Study Guide

The Moonstone Gender

By Wilkie Collins

Gender

And what did Selina say? Lord! how little you must know of women, if you ask that. Of course she said, Yes. (1.1.2.8)

Betteredge has a habit of using his late wife as a stand-in for all women. Whenever he wants to make a generalization about women, he refers to something his wife said or did to prove his point. Here, he says that if you "know [anything] of women," you must know that Selina said "yes" when he proposed to her.

That Mr Franklin was in love, on his side, nobody who saw and heard him could doubt. The difficulty was to fathom Miss Rachel. Let me do myself the honour of making you acquainted with her; after which, I will leave you to fathom her yourself—if you can. (1.1.8.16)

Rachel is one of the many exceptions to Betteredge's generalizations about women. Rachel is a mystery – she has hidden depths to her personality that are difficult to "fathom" or understand.

If you happen to like dark women (who, I am informed, have gone out of fashion latterly in the gay world), and if you have no particular prejudice in favour of size, I answer for Miss Rachel as one of the prettiest girls your eyes ever looked on. (1.1.8.17)

Rachel is a petite brunette. She's pretty, but Betteredge acknowledges that common "fashion" is more in favor of tall, blonde women.

And what about her disposition next? Had this charming creature no faults? She had just as many faults as you have, ma'am—neither more nor less. (1.1.8.18)

Once again, Betteredge appeals to generalizations in order to make a point about an individual woman. This time, though, it's a little different – he asks the reader (whom he assumes is a woman, because he calls her "ma'am") how many faults she has. Rachel, he says, is no different from your average woman. She's not perfect.

She was unlike most other girls of her age, in this—that she had ideas of her own, and was stiff-necked enough to set the fashions themselves at defiance, if the fashions didn't suit her views. (1.1.8.19)

Again, Betteredge describes Rachel by saying how different she is from the norm. She's "unlike most other girls of her age."

She judged for herself, as few women of twice her age judge in general; never asked your advice; never told you beforehand what she was going to do; never came with secrets and confidences to anybody, from her mother downwards. (1.1.8.19)

Rachel's not just different from girls of her own age; she's compared to "women of twice of age."

'When there's a mess of any kind in a house, sir, the women-servants like to look at the gloomy side—it gives the poor wretches a kind of importance in their own eyes. If there's anybody ill, trust the women for prophesying that the person will die. If it's a jewel lost, trust them for prophesying that it will never be found again.' (1.1.11.99)

Betteredge makes yet another generalization about women. (This time, though, it's to reassure Franklin Blake that Rosanna doesn't really know anything about who stole the Moonstone.) Betteredge says that all women – and especially the "women-servants" – like to be pessimistic because it makes them feel important.

'How do you explain Rachel's conduct, Betteredge?' (1.1.22.12)

Franklin Blake has no idea why Rachel is treating him like crap, so he appeals to Betteredge, who, after all, is the resident expert on What All Women Are Like.

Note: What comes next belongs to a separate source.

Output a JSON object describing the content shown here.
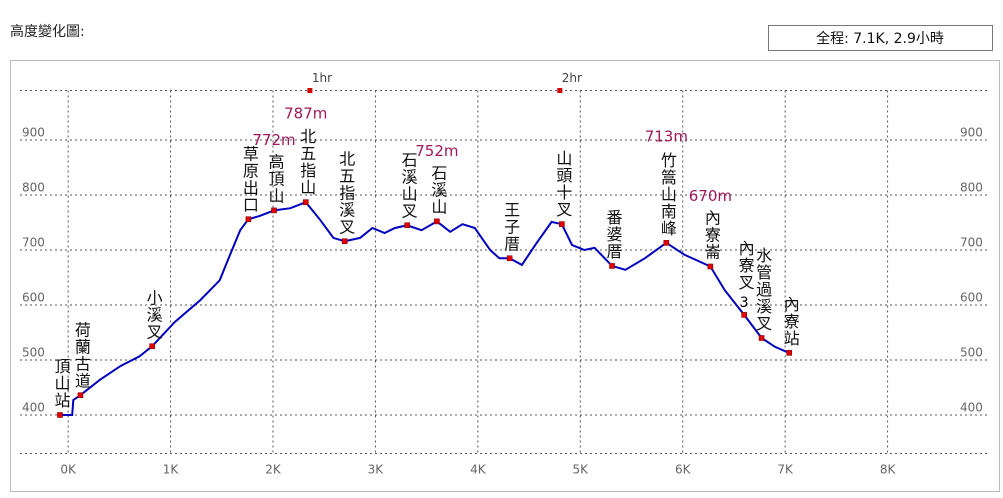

'Is it conceivable that a man can have smoked as long as I have, without discovering that there is a complete system for the treatment of women at the bottom of his cigar case? Follow me carefully, and I will prove it in two words. You choose a cigar, you try it, and it disappoints you. What do you do upon that? You throw it away and try another. Now observe the application! You choose a woman, you try her, and she breaks your heart. Fool! take a lesson from your cigar-case. Throw her away, and try another!' (1.1.22.14)

Franklin Blake comes up with his own solution for being treated badly by Rachel. He compares women to "cigars," and says that when a woman disappoints you, you should treat her like you'd treat a disappointing cigar: "throw her away and try another."

'Physiology says, and says truly, that some men are born with female constitutions—and I am one of them!' (2.3.9.33)

This is a perplexing comment by Ezra Jennings, the doctor's assistant. He feels like he needs to give a medical excuse for crying with relief when his only friend, Mr. Candy, recovers from his life-threatening illness. His excuse is that he was "born with a female constitution," which makes him more prone to tears. We're not medical experts, but we're pretty sure that's bogus.